KANTİNDE TOST 85 TL, SİMİT 25 TL
Geçtiğimiz haziran ayında 70 TL olan kaşarlı tost fiyatının yeni eğitim döneminde 85 TL’ye çıktığını belirten Koç, simit ve poğaça gibi ürünlerin de 20 TL'den 25 TL'ye yükseldiğini ifade etti. Meşrubat ve su fiyatlarının da benzer şekilde arttığını dile getiren Koç, bu durumun çocukların sağlıklı beslenmesini neredeyse imkânsız hale getirdiğini söyledi.

‘AÇLIĞINI GİZLEMEK İÇİN TENEFFÜSE ÇIKMAYAN ÇOCUKLAR VAR’
Ekonomik krizin veliler üzerindeki baskısını artırdığını dile getiren Koç, “Artık çocuklarımız okulda aç kalıyor. Teneffüslerde kantine inemeyen, arkadaşlarının arasında bir şey yiyemediği için utanan çocuklarımız var. Aç olduğunu belli etmemek için teneffüse bile çıkmayan çocuklarımızdan bahsediyoruz. Ders esnasında açlıktan bayılan çocuk haberlerini her geçen gün daha fazla duyuyoruz. Bu trajik tablo artık münferit değil, ne yazık ki çok yaygın ve giderek derinleşen bir durum” dedi.
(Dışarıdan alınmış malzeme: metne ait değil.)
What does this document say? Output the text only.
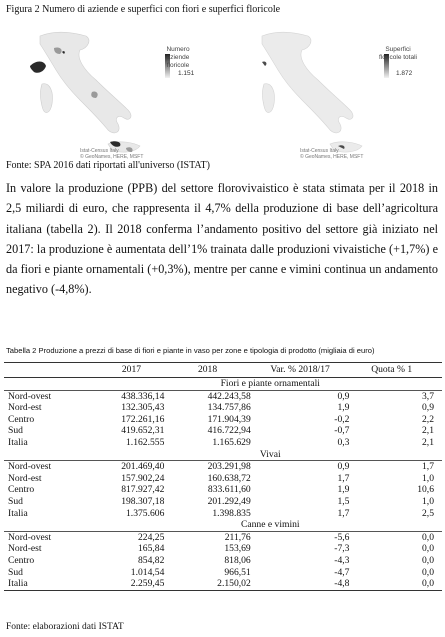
Figura 2 Numero di aziende e superfici con fiori e superfici floricole
Numero
aziende
floricole
1.151
Istat-Census Italy
© GeoNames, HERE, MSFT
Superfici
floricole totali
1.872
Istat-Census Italy
© GeoNames, HERE, MSFT
Fonte: SPA 2016 dati riportati all'universo (ISTAT)
In valore la produzione (PPB) del settore florovivaistico è stata stimata per il 2018 in 2,5 miliardi di euro, che rappresenta il 4,7% della produzione di base dell’agricoltura italiana (tabella 2). Il 2018 conferma l’andamento positivo del settore già iniziato nel 2017: la produzione è aumentata dell’1% trainata dalle produzioni vivaistiche (+1,7%) e da fiori e piante ornamentali (+0,3%), mentre per canne e vimini continua un andamento negativo (-4,8%).
Tabella 2 Produzione a prezzi di base di fiori e piante in vaso per zone e tipologia di prodotto (migliaia di euro)
	2017	2018	Var. % 2018/17	Quota % 1
	Fiori e piante ornamentali			
Nord-ovest	438.336,14	442.243,58	0,9	3,7
Nord-est	132.305,43	134.757,86	1,9	0,9
Centro	172.261,16	171.904,39	-0,2	2,2
Sud	419.652,31	416.722,94	-0,7	2,1
Italia	1.162.555	1.165.629	0,3	2,1
	Vivai			
Nord-ovest	201.469,40	203.291,98	0,9	1,7
Nord-est	157.902,24	160.638,72	1,7	1,0
Centro	817.927,42	833.611,60	1,9	10,6
Sud	198.307,18	201.292,49	1,5	1,0
Italia	1.375.606	1.398.835	1,7	2,5
	Canne e vimini			
Nord-ovest	224,25	211,76	-5,6	0,0
Nord-est	165,84	153,69	-7,3	0,0
Centro	854,82	818,06	-4,3	0,0
Sud	1.014,54	966,51	-4,7	0,0
Italia	2.259,45	2.150,02	-4,8	0,0
Fonte: elaborazioni dati ISTAT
‘VELİLER ARTIK EĞİTİM MASRAFLARINI KARŞILAYAMIYOR’
Eğitim masraflarının velilerin bütçesini aşar hale geldiğini ifade eden Koç, “Geçtiğimiz yıllarda veliler çocuklarının okul ihtiyaçlarını karşılayabilmek için kredi çekmek zorunda kalıyordu. Şimdi ise bırakın kredi çekmeyi, artık bu borcu ödeyebilecek gelir düzeyine bile sahip değil çoğu aile. Sürekli artan harcamalar karşısında dar ve orta gelirli vatandaşlar çaresiz kalıyor. Eğitim harcamaları artık birçok aile için ulaşılamaz bir yük haline geldi” şeklinde konuştu.
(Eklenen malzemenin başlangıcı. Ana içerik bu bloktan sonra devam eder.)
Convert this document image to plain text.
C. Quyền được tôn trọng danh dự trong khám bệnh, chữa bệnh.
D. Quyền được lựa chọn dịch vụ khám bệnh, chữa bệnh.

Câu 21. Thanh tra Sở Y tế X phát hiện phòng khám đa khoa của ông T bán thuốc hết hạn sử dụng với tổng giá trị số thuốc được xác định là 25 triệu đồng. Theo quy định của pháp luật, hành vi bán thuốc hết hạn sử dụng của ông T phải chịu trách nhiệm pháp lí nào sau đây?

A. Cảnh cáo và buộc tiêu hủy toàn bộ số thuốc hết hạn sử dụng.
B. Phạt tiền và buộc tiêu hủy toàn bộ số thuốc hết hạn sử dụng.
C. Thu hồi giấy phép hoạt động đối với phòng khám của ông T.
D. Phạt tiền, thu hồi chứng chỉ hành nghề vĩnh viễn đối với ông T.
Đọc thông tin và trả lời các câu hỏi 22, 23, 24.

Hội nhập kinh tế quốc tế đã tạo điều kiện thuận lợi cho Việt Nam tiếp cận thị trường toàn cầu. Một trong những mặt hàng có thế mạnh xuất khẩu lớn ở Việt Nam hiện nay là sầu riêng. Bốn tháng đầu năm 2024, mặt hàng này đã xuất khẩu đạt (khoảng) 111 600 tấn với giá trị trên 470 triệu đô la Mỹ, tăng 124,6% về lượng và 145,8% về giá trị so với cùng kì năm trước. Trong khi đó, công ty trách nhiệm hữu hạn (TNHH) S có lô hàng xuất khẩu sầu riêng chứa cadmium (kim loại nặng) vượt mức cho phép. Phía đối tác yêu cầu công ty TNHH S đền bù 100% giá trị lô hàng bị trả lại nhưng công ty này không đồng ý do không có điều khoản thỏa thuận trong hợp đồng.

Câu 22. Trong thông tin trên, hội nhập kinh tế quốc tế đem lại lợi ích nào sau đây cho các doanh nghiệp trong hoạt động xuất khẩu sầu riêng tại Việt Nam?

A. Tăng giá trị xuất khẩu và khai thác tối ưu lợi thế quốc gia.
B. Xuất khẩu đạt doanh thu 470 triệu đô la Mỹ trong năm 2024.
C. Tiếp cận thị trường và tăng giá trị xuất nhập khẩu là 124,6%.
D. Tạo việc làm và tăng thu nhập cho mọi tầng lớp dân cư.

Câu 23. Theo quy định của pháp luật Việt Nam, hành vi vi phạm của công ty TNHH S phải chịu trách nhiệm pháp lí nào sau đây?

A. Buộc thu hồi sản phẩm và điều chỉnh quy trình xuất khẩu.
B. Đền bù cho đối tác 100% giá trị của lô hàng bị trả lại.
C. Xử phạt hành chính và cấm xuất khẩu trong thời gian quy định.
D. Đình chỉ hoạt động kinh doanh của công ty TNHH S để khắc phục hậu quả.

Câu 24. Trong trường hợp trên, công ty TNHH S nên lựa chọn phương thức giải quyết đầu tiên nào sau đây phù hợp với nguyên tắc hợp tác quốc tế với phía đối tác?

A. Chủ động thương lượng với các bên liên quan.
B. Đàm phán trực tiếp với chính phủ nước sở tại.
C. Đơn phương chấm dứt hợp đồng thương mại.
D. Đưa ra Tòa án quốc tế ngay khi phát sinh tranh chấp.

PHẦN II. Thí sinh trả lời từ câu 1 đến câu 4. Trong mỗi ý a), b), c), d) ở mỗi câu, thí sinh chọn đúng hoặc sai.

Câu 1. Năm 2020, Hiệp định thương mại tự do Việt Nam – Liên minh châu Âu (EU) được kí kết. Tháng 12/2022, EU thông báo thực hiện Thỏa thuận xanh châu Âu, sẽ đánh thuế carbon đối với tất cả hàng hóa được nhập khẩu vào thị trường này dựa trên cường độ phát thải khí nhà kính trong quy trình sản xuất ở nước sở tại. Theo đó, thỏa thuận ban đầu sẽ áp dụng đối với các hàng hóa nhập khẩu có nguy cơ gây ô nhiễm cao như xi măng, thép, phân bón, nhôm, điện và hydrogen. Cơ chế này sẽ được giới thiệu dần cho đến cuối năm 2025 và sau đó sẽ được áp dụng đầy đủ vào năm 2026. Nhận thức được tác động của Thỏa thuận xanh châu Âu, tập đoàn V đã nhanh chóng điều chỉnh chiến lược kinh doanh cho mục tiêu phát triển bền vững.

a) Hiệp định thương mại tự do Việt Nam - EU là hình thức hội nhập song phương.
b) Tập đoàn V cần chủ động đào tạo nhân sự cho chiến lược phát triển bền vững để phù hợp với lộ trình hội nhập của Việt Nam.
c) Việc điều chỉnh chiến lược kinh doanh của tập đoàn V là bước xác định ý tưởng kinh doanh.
‘İLK OKULU BIRAKAN KIZ ÇOCUKLARI OLUYOR’
Yaşanan ekonomik zorlukların doğrudan okul terklerine yol açtığını belirten Koç, “Okulu ilk bırakanlar genellikle kız çocukları oluyor. Bu durumun devamı, çocuk işçiliği, erken yaşta evlilik, sokakta çalışmak zorunda kalan çocuklar ya da çok daha ağır sosyal sorunlar olarak karşımıza çıkıyor. Bu bir çocukluk hakkı ihlali olduğu kadar, toplumun geleceğine yönelik büyük bir tehdit” dedi.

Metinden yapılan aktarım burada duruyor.